See Wisconsin Envtl. Decade v. DILHR, 104 Wis. 2d 640, 664-65, 312 N.W.2d 749, 760-61 (1981) (Heffernan, J., dissenting).
However, the categorization or characterization process may not be used to shield major actions from the WEPA requirements. The use of "generic" or categorical environmental impact statements is discussed in Agency Decisionmaking Under the Wisconsin Environmental Policy Act, 1977 Wis. L. Rev. 111, 166-169. The article examines the Action List format developed by the *772defunct Interagency WEPA Coordinating Committee and the administrative rules implementing that format. Id. at 171-79. I agree with the following observation made by the author of the article:
If rulemaking is initiated, care must be taken to ensure that rulemaking will not work to defeat WEPA's purposes. ... If agency efforts to promulgate rules are combined with judicial efforts to scrutinize the effects of those rules carefully, agency rulemaking may be more successful in the future than it has been in the past.
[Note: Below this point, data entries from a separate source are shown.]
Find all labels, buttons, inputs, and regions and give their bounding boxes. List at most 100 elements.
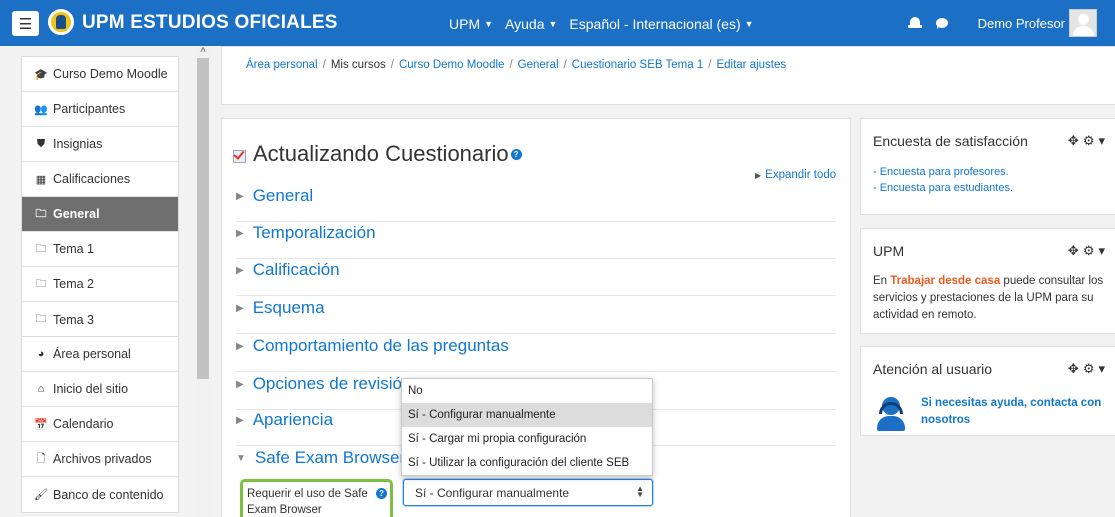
section-general[interactable]: ▶ General — [236, 186, 836, 222]
drawer-scrollbar[interactable]: ˄ — [196, 46, 210, 517]
select-arrows-icon: ▲ ▼ — [636, 484, 644, 499]
graduation-cap-icon: 🎓 — [34, 68, 48, 81]
drawer-item-private-files[interactable]: 🗋 Archivos privados — [22, 442, 178, 477]
folder-icon: 🗀 — [35, 242, 47, 255]
menu-upm[interactable]: UPM ▼ — [449, 16, 493, 32]
drawer-item-tema-2[interactable]: 🗀 Tema 2 — [22, 267, 178, 302]
nav-drawer: 🎓 Curso Demo Moodle 👥 Participantes ⛊ Insig… — [0, 46, 196, 517]
avatar[interactable] — [1069, 9, 1097, 37]
chevron-up-icon[interactable]: ˄ — [198, 46, 208, 56]
nav-menu: UPM ▼ Ayuda ▼ Español - Internacional (es)… — [449, 16, 754, 32]
caret-down-icon: ▼ — [484, 19, 494, 29]
caret-right-icon: ▶ — [236, 191, 244, 202]
breadcrumb-edit-settings[interactable]: Editar ajustes — [716, 59, 786, 71]
caret-down-icon[interactable]: ▾ — [1098, 243, 1105, 258]
section-grade[interactable]: ▶ Calificación — [236, 260, 836, 296]
block-controls: ✥ ⚙ ▾ — [1064, 243, 1105, 259]
caret-right-icon: ▶ — [755, 171, 762, 180]
breadcrumb-my-courses: Mis cursos — [330, 59, 386, 71]
file-icon: 🗋 — [36, 452, 46, 465]
require-seb-select[interactable]: Sí - Configurar manualmente ▲ ▼ — [403, 479, 653, 506]
caret-right-icon: ▶ — [236, 303, 244, 314]
dropdown-option-client-config[interactable]: Sí - Utilizar la configuración del clien… — [402, 451, 652, 475]
shield-icon: ⛊ — [36, 137, 46, 150]
hamburger-menu-button[interactable]: ☰ — [12, 11, 39, 36]
caret-right-icon: ▶ — [236, 228, 244, 239]
quiz-icon — [232, 148, 246, 163]
survey-link-students[interactable]: - Encuesta para estudiantes. — [873, 180, 1013, 196]
caret-right-icon: ▶ — [236, 379, 244, 390]
expand-all-link[interactable]: ▶ Expandir todo — [755, 169, 836, 181]
breadcrumb-dashboard[interactable]: Área personal — [246, 59, 318, 71]
require-seb-dropdown: No Sí - Configurar manualmente Sí - Carg… — [401, 378, 653, 476]
dropdown-option-no[interactable]: No — [402, 379, 652, 403]
caret-right-icon: ▶ — [236, 415, 244, 426]
drawer-item-course[interactable]: 🎓 Curso Demo Moodle — [22, 57, 178, 92]
drawer-item-tema-1[interactable]: 🗀 Tema 1 — [22, 232, 178, 267]
block-survey: Encuesta de satisfacción ✥ ⚙ ▾ - Encuesta … — [860, 118, 1115, 215]
move-icon[interactable]: ✥ — [1068, 243, 1079, 258]
work-from-home-link[interactable]: Trabajar desde casa — [890, 275, 1000, 287]
drawer-item-grades[interactable]: ▦ Calificaciones — [22, 162, 178, 197]
message-icon[interactable] — [935, 18, 948, 29]
caret-down-icon: ▼ — [744, 19, 754, 29]
help-icon[interactable]: ? — [510, 148, 522, 160]
drawer-item-general[interactable]: 🗀 General — [22, 197, 178, 232]
gear-icon[interactable]: ⚙ — [1083, 133, 1095, 148]
site-nav-panel: ◕ Área personal ⌂ Inicio del sitio 📅 Calend… — [21, 336, 179, 513]
dashboard-icon: ◕ — [37, 348, 45, 360]
gear-icon[interactable]: ⚙ — [1083, 361, 1095, 376]
upm-block-text: En Trabajar desde casa puede consultar l… — [873, 275, 1104, 321]
bell-icon[interactable] — [907, 16, 922, 30]
top-navbar: ☰ UPM ESTUDIOS OFICIALES UPM ▼ Ayuda ▼ Esp… — [0, 0, 1115, 46]
dropdown-option-upload-config[interactable]: Sí - Cargar mi propia configuración — [402, 427, 652, 451]
course-nav-panel: 🎓 Curso Demo Moodle 👥 Participantes ⛊ Insig… — [21, 56, 179, 338]
block-controls: ✥ ⚙ ▾ — [1064, 361, 1105, 377]
calendar-icon: 📅 — [34, 418, 48, 431]
paint-brush-icon: 🖌 — [34, 489, 48, 501]
gear-icon[interactable]: ⚙ — [1083, 243, 1095, 258]
block-title: Atención al usuario — [873, 361, 993, 377]
drawer-item-site-home[interactable]: ⌂ Inicio del sitio — [22, 372, 178, 407]
upm-logo[interactable] — [48, 9, 74, 35]
site-title[interactable]: UPM ESTUDIOS OFICIALES — [82, 12, 338, 34]
support-contact-link[interactable]: Si necesitas ayuda, contacta con nosotro… — [921, 395, 1111, 429]
folder-icon: 🗀 — [35, 277, 47, 290]
user-area: Demo Profesor — [907, 0, 1115, 46]
drawer-item-participants[interactable]: 👥 Participantes — [22, 92, 178, 127]
caret-down-icon[interactable]: ▾ — [1098, 361, 1105, 376]
user-name[interactable]: Demo Profesor — [978, 16, 1065, 31]
breadcrumb-quiz[interactable]: Cuestionario SEB Tema 1 — [572, 59, 703, 71]
section-question-behaviour[interactable]: ▶ Comportamiento de las preguntas — [236, 336, 836, 372]
move-icon[interactable]: ✥ — [1068, 361, 1079, 376]
home-icon: ⌂ — [37, 383, 45, 395]
headset-icon — [877, 397, 905, 431]
block-title: UPM — [873, 243, 905, 259]
hamburger-icon: ☰ — [18, 15, 33, 33]
breadcrumb-course[interactable]: Curso Demo Moodle — [399, 59, 504, 71]
menu-language[interactable]: Español - Internacional (es) ▼ — [569, 16, 753, 32]
page-title: Actualizando Cuestionario? — [232, 141, 522, 167]
survey-link-teachers[interactable]: - Encuesta para profesores. — [873, 164, 1013, 180]
block-title: Encuesta de satisfacción — [873, 133, 1028, 149]
drawer-item-content-bank[interactable]: 🖌 Banco de contenido — [22, 477, 178, 512]
drawer-item-tema-3[interactable]: 🗀 Tema 3 — [22, 302, 178, 337]
block-controls: ✥ ⚙ ▾ — [1064, 133, 1105, 149]
drawer-item-calendar[interactable]: 📅 Calendario — [22, 407, 178, 442]
table-icon: ▦ — [35, 173, 47, 186]
help-icon[interactable]: ? — [376, 488, 387, 499]
caret-right-icon: ▶ — [236, 341, 244, 352]
section-timing[interactable]: ▶ Temporalización — [236, 223, 836, 259]
move-icon[interactable]: ✥ — [1068, 133, 1079, 148]
users-icon: 👥 — [34, 103, 48, 116]
breadcrumb-section[interactable]: General — [518, 59, 559, 71]
folder-icon: 🗀 — [35, 313, 47, 325]
menu-ayuda[interactable]: Ayuda ▼ — [505, 16, 557, 32]
block-support: Atención al usuario ✥ ⚙ ▾ Si necesitas ayu… — [860, 346, 1115, 436]
dropdown-option-manual[interactable]: Sí - Configurar manualmente — [402, 403, 652, 427]
section-layout[interactable]: ▶ Esquema — [236, 298, 836, 334]
scrollbar-thumb[interactable] — [197, 58, 209, 379]
caret-down-icon[interactable]: ▾ — [1098, 133, 1105, 148]
drawer-item-badges[interactable]: ⛊ Insignias — [22, 127, 178, 162]
drawer-item-dashboard[interactable]: ◕ Área personal — [22, 337, 178, 372]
Judicial scrutiny of agency rulemaking procedures is consistent with new developments in administrative law [see Pedersen, Formal Records and Informal Rulemaking, 85 Yale L.J. 38, 50, 59-60 (1975)]. Moreover, the benchmark of NEPA litigation — Calvert Cliffs' v. AEC — involved judicial refusal to accept agency NEPA rules which did not advance the procedural aims of the statute. Close examination of agency WEPA rules by state courts would be consistent with these precedents.
Id. at 178 (footnotes omitted).
Further, it appears that the department's construction of Wis. Adm. Code sec. Adm 60.03 is purely a litigating position. It is inappropriate to defer to an agency's litigating position. Bowen v. Georgetown Univ. Hosp., 488 U.S. 204, 212 (1988).
Finally, "[t]he power of an administrative agency to make rules must exist within the framework of the statute creating it and must accord with the policy of such statute." Beloit Corp. v. LIRC, 152 Wis. 2d 579, 594, 449 N.W.2d 299, 306 (Ct. App. 1989). The department's suggested construction of Wis. Adm. Code sec. Adm 60.03, does not accord with the policy of WEPA.